I want to write a new vertical credit call spread and offer it for sale. But I have no idea how to set my asking price, and I have not found anything on this subject in the literature. Suggestions would be most welcome.
Are these options on futures contracts? Simply create the spread on the TT platform and TT will generate the implied bid / ask spread for you. Then submit the contract request to the exchange and they'll create the exchange defined spread for you.
Sell the vertical with a limit order. Post your broker/trading tool and someone may respond with an example order.
You need to sit down with your computer and do some serious homework. Start on your brokers website, where you should *expect* to find materials executed on the platform you use. Hit youtube -- google vertical credit spread. Then come back with whatever questions you have. Or, find a tutor. I've seen them on craigslist -- about $1000 an hour. Might save you money. Seriously.

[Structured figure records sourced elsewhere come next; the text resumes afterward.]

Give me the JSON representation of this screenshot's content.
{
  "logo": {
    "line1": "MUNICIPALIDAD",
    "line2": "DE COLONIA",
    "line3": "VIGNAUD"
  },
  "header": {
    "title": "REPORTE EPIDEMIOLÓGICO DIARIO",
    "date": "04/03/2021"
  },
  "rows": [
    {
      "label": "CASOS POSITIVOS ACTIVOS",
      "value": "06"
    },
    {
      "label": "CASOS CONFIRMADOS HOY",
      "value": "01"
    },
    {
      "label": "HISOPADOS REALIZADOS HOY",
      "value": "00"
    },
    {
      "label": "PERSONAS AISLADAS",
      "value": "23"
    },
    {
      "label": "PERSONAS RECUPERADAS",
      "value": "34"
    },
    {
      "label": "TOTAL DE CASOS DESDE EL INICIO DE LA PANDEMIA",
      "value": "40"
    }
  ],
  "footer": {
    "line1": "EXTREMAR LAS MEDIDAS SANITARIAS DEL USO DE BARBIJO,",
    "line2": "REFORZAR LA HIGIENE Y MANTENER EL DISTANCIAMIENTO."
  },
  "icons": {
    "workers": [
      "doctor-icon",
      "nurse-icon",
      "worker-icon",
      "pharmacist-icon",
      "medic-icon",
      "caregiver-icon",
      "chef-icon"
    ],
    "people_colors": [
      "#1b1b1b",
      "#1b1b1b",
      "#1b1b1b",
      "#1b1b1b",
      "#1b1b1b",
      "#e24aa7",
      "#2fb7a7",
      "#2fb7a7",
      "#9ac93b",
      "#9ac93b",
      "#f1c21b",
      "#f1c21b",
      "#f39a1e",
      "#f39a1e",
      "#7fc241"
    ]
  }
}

Thanks for your suggestions. Mr. Rooney, these will be verticals on ETFs, equities and indices, no futures. Any place else I can go to get bid/asks on those? I've been doing vertical credit spreads for years, but these were EXISTING spreads found on ToS Spread Hacker, not newly created spreads. Stepandfetchit, of course it will be a limit order. Tommcginnis, been there, done those (not the $1,000 tutor!). Recall please that I posted that "I have not found anything on this subject in the literature."
Larry_G: I'm not following what you want! If you already know how to place the limit order for your trade, you have access to the BID/ASK of each leg of the spread as well as the Mid and Natural of the Spread! What more do you seek? -- For very liquid instruments (Near the money SPY for example), the MID price of the spread is close to a fair price. -- You set your price according to your requirements.
Make a spread on the order ticket. Look at the mid-price. Provided the volatilities on the chain are not "off", then you then ask for that price or better. You can't get any closer to real world pricing than that.
First, my thanks to all who posted constructive answers to my question. Here's what I think you are saying: There's no need to set a bid/ask or price for the spread per se. If you are writing a bear call spread (for example), you simply use limits to set the minimum you will accept for the short and the maximum you are willing to pay for the long, using for guidance the respective current bids/asks for each leg. Is this correct? If so, that's all I need to know. If not, I'll answer JackRab's question tomorrow.